Banana Chocolate Muffins
Banana bread rocks, and I turned this into a muffin! When Small World first opened, I made these muffins with roasted walnuts. They always sold out. Then Francis arrived. A spicy, colourful character from Chicago, she frequented the café in her lust for good food. Francis loved everything, but she insisted I made this muffin with chocolate instead of walnuts. I argued the case for walnuts but, after a couple of days of her pleading, I finally gave in. She was thrilled with the result (her creation), the customers loved her enthusiasm and, by popular demand, the banana chocolate muffin was born. It’s stayed with us for the last 15 years.

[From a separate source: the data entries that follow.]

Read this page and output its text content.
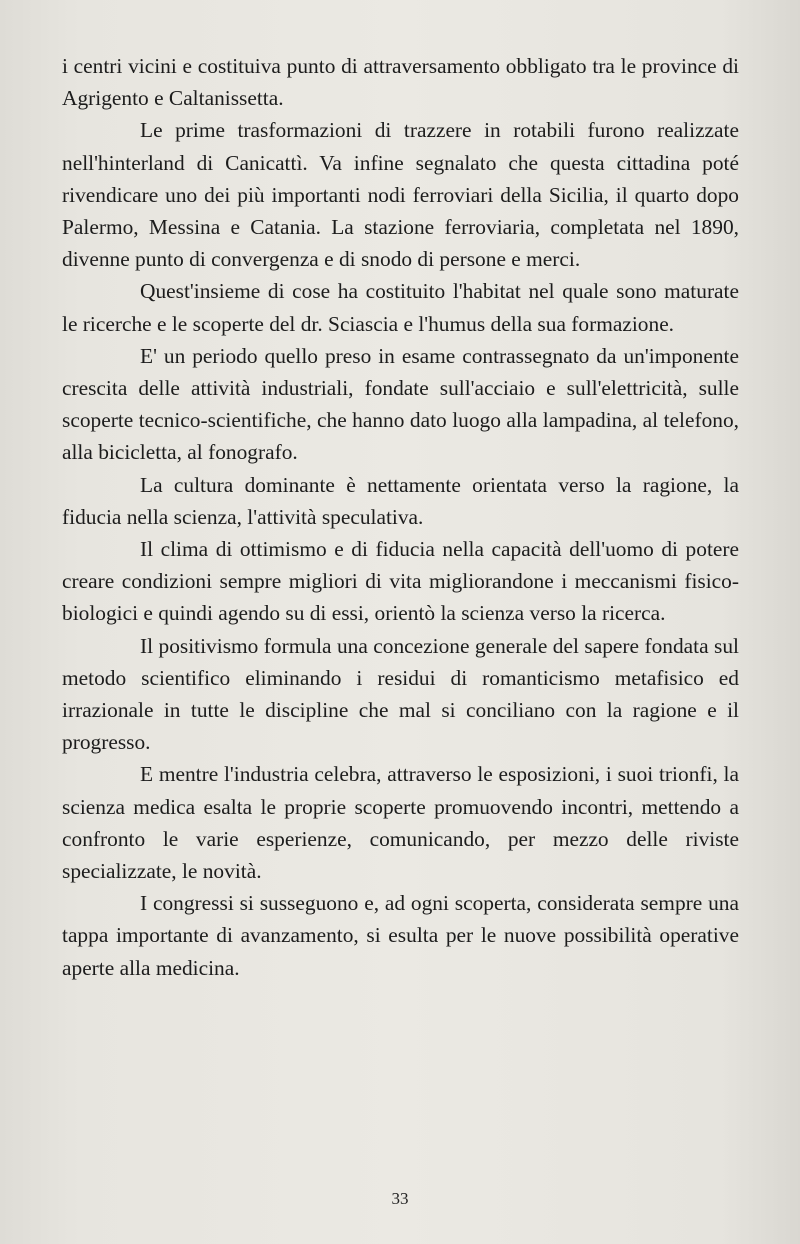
i centri vicini e costituiva punto di attraversamento obbligato tra le province di Agrigento e Caltanissetta.

Le prime trasformazioni di trazzere in rotabili furono realizzate nell'hinterland di Canicattì. Va infine segnalato che questa cittadina poté rivendicare uno dei più importanti nodi ferroviari della Sicilia, il quarto dopo Palermo, Messina e Catania. La stazione ferroviaria, completata nel 1890, divenne punto di convergenza e di snodo di persone e merci.

Quest'insieme di cose ha costituito l'habitat nel quale sono maturate le ricerche e le scoperte del dr. Sciascia e l'humus della sua formazione.

E' un periodo quello preso in esame contrassegnato da un'imponente crescita delle attività industriali, fondate sull'acciaio e sull'elettricità, sulle scoperte tecnico-scientifiche, che hanno dato luogo alla lampadina, al telefono, alla bicicletta, al fonografo.

La cultura dominante è nettamente orientata verso la ragione, la fiducia nella scienza, l'attività speculativa.

Il clima di ottimismo e di fiducia nella capacità dell'uomo di potere creare condizioni sempre migliori di vita migliorandone i meccanismi fisico-biologici e quindi agendo su di essi, orientò la scienza verso la ricerca.

Il positivismo formula una concezione generale del sapere fondata sul metodo scientifico eliminando i residui di romanticismo metafisico ed irrazionale in tutte le discipline che mal si conciliano con la ragione e il progresso.

E mentre l'industria celebra, attraverso le esposizioni, i suoi trionfi, la scienza medica esalta le proprie scoperte promuovendo incontri, mettendo a confronto le varie esperienze, comunicando, per mezzo delle riviste specializzate, le novità.

I congressi si susseguono e, ad ogni scoperta, considerata sempre una tappa importante di avanzamento, si esulta per le nuove possibilità operative aperte alla medicina.

33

Play around with the recipe: try walnuts, chocolate, cinnamon, cardamom or combos. Use the very ripest bananas you can find–those that are well-yellowed or, better still, starting to blacken–as these have the best flavour.
Ingredients
400 g (14 oz) plain (all-purpose) flour
1 ½ teaspoons baking powder
½ teaspoon bicarbonate of soda (baking soda)

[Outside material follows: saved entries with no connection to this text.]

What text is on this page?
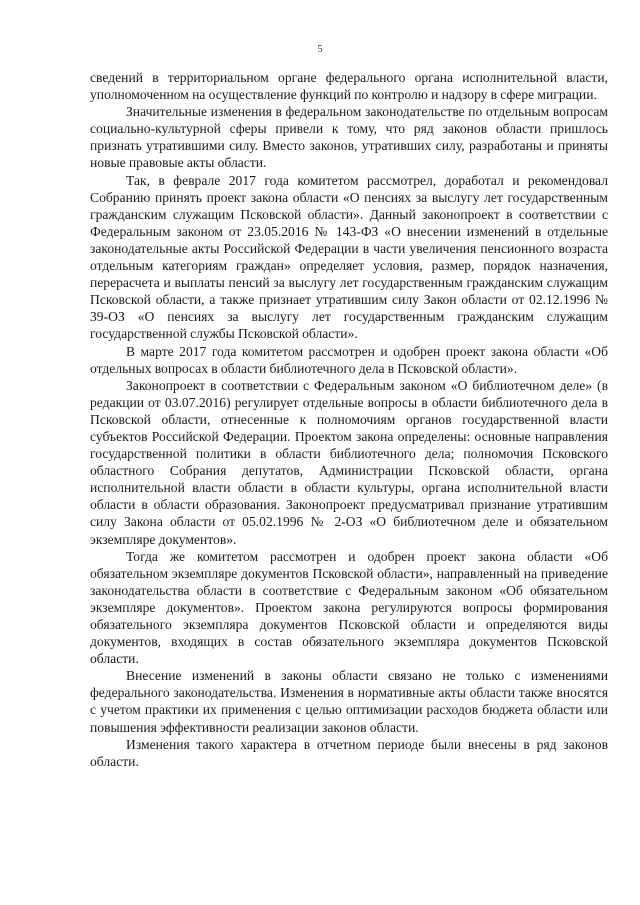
5

сведений в территориальном органе федерального органа исполнительной власти, уполномоченном на осуществление функций по контролю и надзору в сфере миграции.

Значительные изменения в федеральном законодательстве по отдельным вопросам социально-культурной сферы привели к тому, что ряд законов области пришлось признать утратившими силу. Вместо законов, утративших силу, разработаны и приняты новые правовые акты области.

Так, в феврале 2017 года комитетом рассмотрел, доработал и рекомендовал Собранию принять проект закона области «О пенсиях за выслугу лет государственным гражданским служащим Псковской области». Данный законопроект в соответствии с Федеральным законом от 23.05.2016 № 143-ФЗ «О внесении изменений в отдельные законодательные акты Российской Федерации в части увеличения пенсионного возраста отдельным категориям граждан» определяет условия, размер, порядок назначения, перерасчета и выплаты пенсий за выслугу лет государственным гражданским служащим Псковской области, а также признает утратившим силу Закон области от 02.12.1996 № 39-ОЗ «О пенсиях за выслугу лет государственным гражданским служащим государственной службы Псковской области».

В марте 2017 года комитетом рассмотрен и одобрен проект закона области «Об отдельных вопросах в области библиотечного дела в Псковской области».

Законопроект в соответствии с Федеральным законом «О библиотечном деле» (в редакции от 03.07.2016) регулирует отдельные вопросы в области библиотечного дела в Псковской области, отнесенные к полномочиям органов государственной власти субъектов Российской Федерации. Проектом закона определены: основные направления государственной политики в области библиотечного дела; полномочия Псковского областного Собрания депутатов, Администрации Псковской области, органа исполнительной власти области в области культуры, органа исполнительной власти области в области образования. Законопроект предусматривал признание утратившим силу Закона области от 05.02.1996 № 2-ОЗ «О библиотечном деле и обязательном экземпляре документов».

Тогда же комитетом рассмотрен и одобрен проект закона области «Об обязательном экземпляре документов Псковской области», направленный на приведение законодательства области в соответствие с Федеральным законом «Об обязательном экземпляре документов». Проектом закона регулируются вопросы формирования обязательного экземпляра документов Псковской области и определяются виды документов, входящих в состав обязательного экземпляра документов Псковской области.

Внесение изменений в законы области связано не только с изменениями федерального законодательства. Изменения в нормативные акты области также вносятся с учетом практики их применения с целью оптимизации расходов бюджета области или повышения эффективности реализации законов области.

Изменения такого характера в отчетном периоде были внесены в ряд законов области.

125 g (4 ½ oz) caster (superfine) sugar
½ teaspoon fine salt
4 large ripe bananas, mashed
2 eggs, lightly beaten
200 g (7 oz) butter, melted
150 g (5 ½ oz) chocolate chips
Optional
75 g (2 ½ oz) walnuts, in pieces (and reduce chocolate chips to 75 g/2 ½ oz)
1 ½ teaspoons ground cardamom or ground cinnamon
Method
Preheat the oven to 175°C (350°F). In a large bowl, sift together the flour, baking powder, bicarbonate of soda, sugar and salt. In another large bowl, whisk together the bananas, eggs and melted butter. Gently fold the flour into the banana mixture, and add the chocolate (and nuts and/or cinnamon or cardamom, if using).
Arrange paper cups in a muffin tin, and spoon in the batter until a centimetre from the top. Bake large muffins for 30 minutes and smaller ones 20-25 minutes. The muffins are ready when you press the top of one and it bounces back slightly. If still gooey, bake 5 minutes longer. Don’t over-bake, as they will sit in their own heat and continue to cook after you take them out of the oven. Leave to cool in the tin for at least 30 minutes.